If you don’t like some of the plugins I recommend, or need a function I haven’t discussed, search the plugin catalog yourself.
Tips for finding and evaluating plugins:
- Search for articles listing the “fifteen best” plugins for a particular feature. Reading these reviews will often let you eliminate some that don’t have what you want, or only have needed features in their paid versions.
- When you search for plugins in the “New Plugin” screen of your dashboard, read the description and look at screenshots, looking for the ways in which the plugin can be customized with options.
- Avoid anything that mentions PHP or using the editor, since you’d have to edit program code to customize it.
- I tend to first try plugins whose descriptions include screenshots. If the developers skipped the minimal work to show what you’ll be getting, chances are they haven’t put a lot of effort into quality and security, either.
- How recently was it updated? I like to know it’s being maintained, so if a WordPress update breaks it, or someone finds a security issue, it’s likely to get fixed.
- Check the number of reviews and the number of stars. Negative reviews are often most useful, because they tell what important stuff the developers left out, and whether the bad reviews are all recent, suggesting the new version is no good.
- Especially check reviews for people saying the free version is just a demo or that it’s useless unless you upgrade.
- Read the plugin’s privacy policy. After activating a new plugin, use webbkoll.dataskydd.net to scan your site for any new privacy issues. It’s not polite to give away tracking data on your visitors.
Security considerations:
- Plugins from (semi)official sources, like the WordPress organization, WPMU Dev, and Automattic, are very secure.
- Avoid plugins that are brand new or have only been installed by a few other people. Nonexperts don’t need to be on the bleeding edge.
- When was the plugin last updated? This is a good indication of whether it’s still actively maintained, so if a security problem is reported, something will be done about it. Some plugins are simple and don’t need much maintenance, but they’re still expected to be updated periodically to show they’ve been tested and still work with recent WordPress versions.
- Is it doing something complicated? The more functions something has, the more potential there is for a developer to have left security holes. The social media links plugins, which only need to generate a little HTML, are pretty safe. The book list plugins, which have special page types and URL arguments and options to fetch various data, are at higher risk (by the way, there have never been issues reported for the ones I reviewed in this book).
- Turn on automatic updates for all plugins (and all themes). If you keep the code up to date with developers’ security patches, it’ll generally be secure and you don’t have to do any work to keep it that way.
Performance considerations:
- Loading up your site with unnecessary plugins can slow it down. Every time someone requests a page from your server, the server potentially has to execute code from every plugin. Deactivate things you aren’t using.
- A deactivated plugin doesn’t affect performance.
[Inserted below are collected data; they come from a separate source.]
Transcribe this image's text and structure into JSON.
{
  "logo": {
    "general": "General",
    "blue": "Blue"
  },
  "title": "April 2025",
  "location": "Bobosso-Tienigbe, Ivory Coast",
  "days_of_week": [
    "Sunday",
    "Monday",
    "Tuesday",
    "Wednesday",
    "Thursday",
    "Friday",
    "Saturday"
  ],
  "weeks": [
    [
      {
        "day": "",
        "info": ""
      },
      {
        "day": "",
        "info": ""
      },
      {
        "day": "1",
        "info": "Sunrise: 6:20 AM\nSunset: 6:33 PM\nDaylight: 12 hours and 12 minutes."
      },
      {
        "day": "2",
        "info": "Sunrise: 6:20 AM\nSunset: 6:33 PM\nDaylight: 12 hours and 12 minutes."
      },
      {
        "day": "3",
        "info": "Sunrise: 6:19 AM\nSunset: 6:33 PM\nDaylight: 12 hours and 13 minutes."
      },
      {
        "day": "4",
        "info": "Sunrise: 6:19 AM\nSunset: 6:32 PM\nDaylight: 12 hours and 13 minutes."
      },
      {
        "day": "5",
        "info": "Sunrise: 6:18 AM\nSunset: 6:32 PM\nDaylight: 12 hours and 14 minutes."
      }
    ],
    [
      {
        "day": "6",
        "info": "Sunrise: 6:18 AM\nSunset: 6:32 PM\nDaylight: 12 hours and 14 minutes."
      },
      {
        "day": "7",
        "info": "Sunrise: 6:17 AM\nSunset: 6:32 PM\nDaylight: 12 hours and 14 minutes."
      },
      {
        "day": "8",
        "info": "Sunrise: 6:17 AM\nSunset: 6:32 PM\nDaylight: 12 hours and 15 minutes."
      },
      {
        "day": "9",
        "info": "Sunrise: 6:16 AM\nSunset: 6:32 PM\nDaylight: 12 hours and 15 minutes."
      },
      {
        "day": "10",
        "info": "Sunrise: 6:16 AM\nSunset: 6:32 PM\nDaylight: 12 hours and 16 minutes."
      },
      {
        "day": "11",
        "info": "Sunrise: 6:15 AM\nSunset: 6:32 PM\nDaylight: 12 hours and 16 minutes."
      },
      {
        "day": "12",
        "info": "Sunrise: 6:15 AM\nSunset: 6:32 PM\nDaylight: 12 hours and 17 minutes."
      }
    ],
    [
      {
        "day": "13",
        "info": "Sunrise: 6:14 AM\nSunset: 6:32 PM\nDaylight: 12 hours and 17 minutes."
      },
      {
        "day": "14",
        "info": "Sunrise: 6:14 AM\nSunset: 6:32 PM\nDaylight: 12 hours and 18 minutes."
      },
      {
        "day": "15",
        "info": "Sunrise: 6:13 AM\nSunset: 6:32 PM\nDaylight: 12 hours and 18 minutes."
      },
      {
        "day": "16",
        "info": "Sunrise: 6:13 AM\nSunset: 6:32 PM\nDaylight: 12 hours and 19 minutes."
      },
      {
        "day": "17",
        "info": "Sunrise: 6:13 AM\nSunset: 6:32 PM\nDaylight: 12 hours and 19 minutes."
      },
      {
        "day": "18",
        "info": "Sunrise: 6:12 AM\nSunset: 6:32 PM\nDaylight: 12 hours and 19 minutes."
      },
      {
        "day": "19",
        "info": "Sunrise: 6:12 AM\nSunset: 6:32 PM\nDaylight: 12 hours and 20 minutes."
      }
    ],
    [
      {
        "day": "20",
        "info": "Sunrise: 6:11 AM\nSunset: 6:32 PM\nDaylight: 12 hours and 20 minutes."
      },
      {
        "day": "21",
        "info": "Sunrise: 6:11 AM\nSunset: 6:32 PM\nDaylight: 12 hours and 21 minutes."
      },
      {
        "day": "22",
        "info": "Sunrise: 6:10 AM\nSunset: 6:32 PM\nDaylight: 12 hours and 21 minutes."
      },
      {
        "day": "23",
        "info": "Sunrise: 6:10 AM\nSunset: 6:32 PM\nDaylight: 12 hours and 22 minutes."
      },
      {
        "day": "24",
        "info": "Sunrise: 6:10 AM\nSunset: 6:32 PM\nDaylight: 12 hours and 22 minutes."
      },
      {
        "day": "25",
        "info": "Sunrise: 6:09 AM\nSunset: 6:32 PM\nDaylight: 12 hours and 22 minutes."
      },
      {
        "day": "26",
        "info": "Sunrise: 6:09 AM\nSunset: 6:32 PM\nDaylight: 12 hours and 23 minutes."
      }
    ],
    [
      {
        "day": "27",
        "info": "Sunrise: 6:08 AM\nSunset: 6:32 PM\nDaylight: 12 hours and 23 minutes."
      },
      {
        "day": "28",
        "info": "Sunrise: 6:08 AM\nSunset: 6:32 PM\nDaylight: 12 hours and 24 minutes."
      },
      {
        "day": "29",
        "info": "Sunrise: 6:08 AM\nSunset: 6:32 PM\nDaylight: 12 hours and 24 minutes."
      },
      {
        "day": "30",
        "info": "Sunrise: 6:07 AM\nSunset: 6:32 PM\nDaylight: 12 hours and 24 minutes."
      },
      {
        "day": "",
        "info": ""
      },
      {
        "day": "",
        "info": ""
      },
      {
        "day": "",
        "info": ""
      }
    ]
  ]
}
- You get better performance with multiple small, simple plugins as opposed to monsters with tons of options you don’t need. If you have to choose between a few small plugins and a single huge plugin with those same functions plus lots of other stuff, choose the former.
If you see something you like on another WordPress website, try to identify it with the website scanwp.net.
If that doesn’t work, right-click that part of the page and use the “Inspect element” function in your browser. This is like the View Source function of the browser, except it takes you right to that point on the page, so you don’t have to search.
That’s far from 100 percent — it just might give a clue based on comments or CSS class names. The HTML code associated with a plugin often isn’t all in one place, but might include code or links near the top of the HTML.